Caros amigos: É com enorme dor que vos escrevo para comunicar o falecimento do meu querido avô, Zé Neto. Ainda não sei grandes pormenores, pois soube ontem por volta das 23.45h e a minha mãe foi de seguida para casa da minha avó e passou lá a noite. Não sei se me será possível comunicar-vos via e-mail outros detalhes como o velório e funeral, sendo assim deixo-vos o meu contacto telefónico que estará à vossa inteira disposição: 937317762.Um abraço, Leonor.
2. Mensagem do editor do blogue (que acaba de circular pela nossa tertúlia, por e-mail):
Amigos e camaradas:
O camarada Zé Neto faleceu esta noite, no Hospital Militar. Enfrentou com coragem este difícil período da sua vida mas perdeu a sua última batalha, a mais terrível de todos que enfrentou, a batalha contra o cancro do pulmão... A sua neta, Leonor, deu-me a notícía, a mim e a mais alguns camaradas, logo de manhã... Ela tem 17 anos e está desolada... Tinha uma belíssima relação com o avô. Mas aos 17 anos é difícil perceber e aceitar a morte de um ente querido.
Façamos um minuto de silêncio à memória do primeiro membro da nossa tertúlia que nos deixa, pelas leis imperativas da vida. O Zé era o nosso patriarca. Estive com ele apenas uma vez, na minha escola. Almoçámos juntos, eu, o Nuno Rubim e o Pepito (O PIpo, como ele carinhosamente o chamava).
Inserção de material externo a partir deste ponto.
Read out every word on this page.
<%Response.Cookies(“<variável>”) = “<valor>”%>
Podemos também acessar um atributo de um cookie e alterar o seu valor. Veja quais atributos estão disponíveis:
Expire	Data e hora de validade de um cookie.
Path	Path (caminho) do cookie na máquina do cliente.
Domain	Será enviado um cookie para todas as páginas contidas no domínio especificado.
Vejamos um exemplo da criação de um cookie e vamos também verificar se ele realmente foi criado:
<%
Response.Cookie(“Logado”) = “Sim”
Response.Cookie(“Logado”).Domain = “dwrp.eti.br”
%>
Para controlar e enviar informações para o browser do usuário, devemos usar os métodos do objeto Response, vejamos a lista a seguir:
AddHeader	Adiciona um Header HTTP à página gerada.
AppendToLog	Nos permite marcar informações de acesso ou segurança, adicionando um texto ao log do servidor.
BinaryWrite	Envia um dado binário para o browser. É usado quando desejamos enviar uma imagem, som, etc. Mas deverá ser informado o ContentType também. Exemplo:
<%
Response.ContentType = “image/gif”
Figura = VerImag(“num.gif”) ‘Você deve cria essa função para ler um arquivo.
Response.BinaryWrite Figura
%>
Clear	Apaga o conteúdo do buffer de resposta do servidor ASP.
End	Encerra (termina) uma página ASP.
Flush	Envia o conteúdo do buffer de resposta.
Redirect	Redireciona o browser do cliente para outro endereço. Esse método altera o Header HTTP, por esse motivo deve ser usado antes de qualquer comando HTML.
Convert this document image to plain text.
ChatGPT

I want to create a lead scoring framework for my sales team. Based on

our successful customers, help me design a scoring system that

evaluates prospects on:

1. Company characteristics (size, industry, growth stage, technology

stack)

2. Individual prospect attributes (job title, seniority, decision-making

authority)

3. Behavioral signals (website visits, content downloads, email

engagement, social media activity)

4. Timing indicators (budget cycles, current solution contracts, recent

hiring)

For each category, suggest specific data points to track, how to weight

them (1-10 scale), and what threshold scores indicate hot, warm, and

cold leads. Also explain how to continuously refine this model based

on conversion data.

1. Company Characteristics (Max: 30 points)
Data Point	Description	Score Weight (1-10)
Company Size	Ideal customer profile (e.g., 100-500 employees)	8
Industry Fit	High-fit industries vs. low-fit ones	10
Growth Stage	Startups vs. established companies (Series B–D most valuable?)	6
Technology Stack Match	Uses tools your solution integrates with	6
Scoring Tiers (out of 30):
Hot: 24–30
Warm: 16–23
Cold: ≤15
De resto, contactámos-nos durante um ano por e-amail e por telefone. A Guiné aproximou-nos e tornou-nos amigos...
E o seu contributo, em termos de blogue, foi reconhecidamente importante para o trabalho de reconstituição da memória de Guileje que está a ser feito pelo Pepito, pelo Nuno Rubim e por outros camaradas, também com a nossa participação. Os seus escritos e as fotos começaram por dar visibilidade a Guileje. Ele também tinha muito apreço pelo Pepito e pelo projecto de Guileje. É também uma notícia triste, esta, para os nossos amigos da Guiné-Bissau.
Em jeito de pequena homenagem, irei republicar as suas memórias de Guileje, originamente publicadas na anterior versão, menos amigável, do nosso blogue, entre 10 de Janeiro e 25 de Fevereiro de 2006 (num total de 10 posts) (1)... Vou aproveitar para divulgar mais fotos do seu álbum de Guileje, a partir dos seus slides (graças às diligências do nosso Albano Costa, foi melhorada a qualidade destas fotos, que inicialmente ficaram muito azuladas).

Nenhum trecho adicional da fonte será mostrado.